Par Yannick Bosc, GRHis - Université de Rouen Normandie

Ce texte a été publié dans la première livraison de la revue EnCommuns.

Jean-Marc Borello, à la tête du Groupe SOS où il organise la marchandisation du monde associatif, a donné comme titre à l’un de ses ouvrages : Pour un capitalisme d’intérêt général. S’il s’inscrit, sans surprise, dans les politiques libérales qui depuis des décennies favorisent la captation du service public (au sens large d’une activité d’intérêt général) par le marché, cet énoncé n’en reste pas moins paradoxal puisqu’il comporte, apparemment, une contradiction : le capitalisme ne renvoie pas à l’intérêt général mais à l’intérêt particulier, alors que l’intérêt général est du ressort du service public et donc de l’État, comme nous sommes habitués à le penser. Or, cela n’a pas toujours été le cas.

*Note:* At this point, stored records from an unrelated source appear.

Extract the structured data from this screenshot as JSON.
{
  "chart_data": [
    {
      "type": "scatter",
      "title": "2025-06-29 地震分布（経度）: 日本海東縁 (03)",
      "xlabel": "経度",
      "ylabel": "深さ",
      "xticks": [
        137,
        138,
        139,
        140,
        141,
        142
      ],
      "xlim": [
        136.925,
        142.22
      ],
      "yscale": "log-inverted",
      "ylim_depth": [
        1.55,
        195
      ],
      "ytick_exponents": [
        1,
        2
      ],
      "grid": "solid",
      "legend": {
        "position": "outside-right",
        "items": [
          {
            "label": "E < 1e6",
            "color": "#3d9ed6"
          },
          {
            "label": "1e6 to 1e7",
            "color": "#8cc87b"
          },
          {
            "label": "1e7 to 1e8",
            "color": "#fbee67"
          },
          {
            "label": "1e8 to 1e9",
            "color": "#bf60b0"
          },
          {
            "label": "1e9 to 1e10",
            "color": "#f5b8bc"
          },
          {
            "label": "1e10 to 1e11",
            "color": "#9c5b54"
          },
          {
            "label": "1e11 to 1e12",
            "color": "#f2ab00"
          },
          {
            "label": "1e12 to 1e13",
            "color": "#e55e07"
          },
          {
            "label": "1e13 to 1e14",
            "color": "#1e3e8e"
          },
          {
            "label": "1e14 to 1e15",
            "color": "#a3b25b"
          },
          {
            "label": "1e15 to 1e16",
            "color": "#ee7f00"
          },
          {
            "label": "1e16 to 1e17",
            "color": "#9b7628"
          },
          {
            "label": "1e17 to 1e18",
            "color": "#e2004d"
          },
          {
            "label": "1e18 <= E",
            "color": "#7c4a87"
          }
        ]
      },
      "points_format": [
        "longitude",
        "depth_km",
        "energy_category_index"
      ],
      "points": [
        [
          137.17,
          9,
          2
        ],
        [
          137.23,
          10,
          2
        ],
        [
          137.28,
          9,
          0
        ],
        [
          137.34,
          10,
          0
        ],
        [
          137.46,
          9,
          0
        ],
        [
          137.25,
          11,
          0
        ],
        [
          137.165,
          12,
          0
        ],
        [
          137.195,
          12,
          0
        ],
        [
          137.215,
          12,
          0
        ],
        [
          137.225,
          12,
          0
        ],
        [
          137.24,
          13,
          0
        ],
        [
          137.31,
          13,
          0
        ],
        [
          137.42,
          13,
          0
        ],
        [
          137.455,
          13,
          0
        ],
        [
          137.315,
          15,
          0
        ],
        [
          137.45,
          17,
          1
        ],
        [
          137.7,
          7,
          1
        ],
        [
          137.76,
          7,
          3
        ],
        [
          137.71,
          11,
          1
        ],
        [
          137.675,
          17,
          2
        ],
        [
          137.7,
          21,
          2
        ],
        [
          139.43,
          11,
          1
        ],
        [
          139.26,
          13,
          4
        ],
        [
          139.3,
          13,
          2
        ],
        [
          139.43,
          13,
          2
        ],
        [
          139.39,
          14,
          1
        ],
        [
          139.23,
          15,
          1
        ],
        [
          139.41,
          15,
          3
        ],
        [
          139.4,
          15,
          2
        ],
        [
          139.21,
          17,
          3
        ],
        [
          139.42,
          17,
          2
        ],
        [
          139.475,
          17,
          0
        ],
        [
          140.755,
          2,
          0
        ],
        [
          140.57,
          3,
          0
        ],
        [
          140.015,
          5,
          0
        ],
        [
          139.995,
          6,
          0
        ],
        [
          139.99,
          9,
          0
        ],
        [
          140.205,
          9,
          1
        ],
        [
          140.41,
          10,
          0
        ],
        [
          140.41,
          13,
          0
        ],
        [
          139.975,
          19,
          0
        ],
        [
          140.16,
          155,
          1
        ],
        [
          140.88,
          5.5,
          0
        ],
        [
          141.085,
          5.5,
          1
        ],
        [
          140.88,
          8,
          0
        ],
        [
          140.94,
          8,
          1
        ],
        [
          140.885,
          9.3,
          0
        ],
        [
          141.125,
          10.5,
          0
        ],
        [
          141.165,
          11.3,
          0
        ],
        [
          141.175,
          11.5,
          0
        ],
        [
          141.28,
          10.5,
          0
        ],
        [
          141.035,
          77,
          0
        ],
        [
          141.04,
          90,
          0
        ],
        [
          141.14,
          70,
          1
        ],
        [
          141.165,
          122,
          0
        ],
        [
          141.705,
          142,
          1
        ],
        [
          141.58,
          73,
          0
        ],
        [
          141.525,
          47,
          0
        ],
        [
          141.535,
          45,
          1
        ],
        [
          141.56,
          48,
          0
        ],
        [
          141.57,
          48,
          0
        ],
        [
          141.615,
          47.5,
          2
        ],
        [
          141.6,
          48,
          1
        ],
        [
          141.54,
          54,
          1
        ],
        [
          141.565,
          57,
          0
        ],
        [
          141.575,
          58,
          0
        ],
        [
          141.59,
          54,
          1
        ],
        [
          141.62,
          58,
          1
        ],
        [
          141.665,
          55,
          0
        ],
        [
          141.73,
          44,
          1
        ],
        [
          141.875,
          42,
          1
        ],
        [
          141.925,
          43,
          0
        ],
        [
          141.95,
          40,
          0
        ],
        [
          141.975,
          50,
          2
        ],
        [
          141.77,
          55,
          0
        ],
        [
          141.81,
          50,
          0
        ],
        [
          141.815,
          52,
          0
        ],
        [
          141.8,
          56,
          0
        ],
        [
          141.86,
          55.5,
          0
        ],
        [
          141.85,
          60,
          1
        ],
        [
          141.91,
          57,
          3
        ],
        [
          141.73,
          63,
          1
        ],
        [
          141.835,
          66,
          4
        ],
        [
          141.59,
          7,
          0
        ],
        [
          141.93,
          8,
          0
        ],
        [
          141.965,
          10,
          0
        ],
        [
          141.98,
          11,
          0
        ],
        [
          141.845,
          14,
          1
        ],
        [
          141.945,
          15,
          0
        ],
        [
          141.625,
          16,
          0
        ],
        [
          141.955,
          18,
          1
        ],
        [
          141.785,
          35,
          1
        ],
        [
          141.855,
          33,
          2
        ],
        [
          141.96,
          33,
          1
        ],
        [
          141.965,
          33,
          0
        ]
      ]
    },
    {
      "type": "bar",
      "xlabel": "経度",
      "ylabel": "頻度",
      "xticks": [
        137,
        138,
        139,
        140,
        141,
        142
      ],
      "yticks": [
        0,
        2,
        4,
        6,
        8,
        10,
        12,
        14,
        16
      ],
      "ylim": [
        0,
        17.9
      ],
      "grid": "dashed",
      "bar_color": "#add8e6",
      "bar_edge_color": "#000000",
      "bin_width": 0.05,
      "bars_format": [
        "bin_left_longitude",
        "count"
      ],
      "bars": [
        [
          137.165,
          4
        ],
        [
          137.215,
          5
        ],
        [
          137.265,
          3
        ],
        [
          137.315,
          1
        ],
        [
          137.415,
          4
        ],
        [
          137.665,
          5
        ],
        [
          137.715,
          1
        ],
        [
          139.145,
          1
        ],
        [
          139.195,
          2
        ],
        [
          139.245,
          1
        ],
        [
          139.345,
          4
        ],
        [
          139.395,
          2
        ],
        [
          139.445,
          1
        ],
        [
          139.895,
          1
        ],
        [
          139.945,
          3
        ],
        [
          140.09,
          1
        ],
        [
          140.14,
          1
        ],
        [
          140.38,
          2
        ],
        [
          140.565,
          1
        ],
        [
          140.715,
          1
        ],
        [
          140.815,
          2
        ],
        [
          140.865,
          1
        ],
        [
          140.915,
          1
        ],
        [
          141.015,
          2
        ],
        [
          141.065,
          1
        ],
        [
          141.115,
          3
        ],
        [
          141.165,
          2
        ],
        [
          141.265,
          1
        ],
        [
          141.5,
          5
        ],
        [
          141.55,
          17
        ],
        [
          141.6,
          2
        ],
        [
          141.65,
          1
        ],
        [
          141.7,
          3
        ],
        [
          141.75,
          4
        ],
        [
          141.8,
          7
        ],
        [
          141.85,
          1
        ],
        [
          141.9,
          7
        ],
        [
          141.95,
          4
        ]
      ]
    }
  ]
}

L’association de l’intérêt général, de la propriété privée et du profit a été conçue au XVIIIe siècle et s’est développée au sein d’une tradition républicaine dont Condorcet est l’une des figures emblématiques. Condorcet écrit ainsi dans sa Vie de Turgot que « l’intérêt particulier de chacun tend naturellement à se confondre avec l’intérêt commun ; et tandis que la justice rigoureuse oblige de laisser jouir chaque individu de l’exercice le plus libre de sa propriété, le bien général de tous est d’accord avec ce principe de justice ». Face à lui, un autre républicain emblématique, Robespierre, dénonce au contraire le fait que « les riches, les hommes puissants (…) ont restreint à certains objets l’idée générale de propriété (…) ; ils ont nommé leur intérêt particulier l’intérêt général et pour assurer le succès de cette prétention, ils se sont emparés de toute la puissance sociale ». Il existe à cette époque plusieurs manières de penser la république et de comprendre l’intérêt général.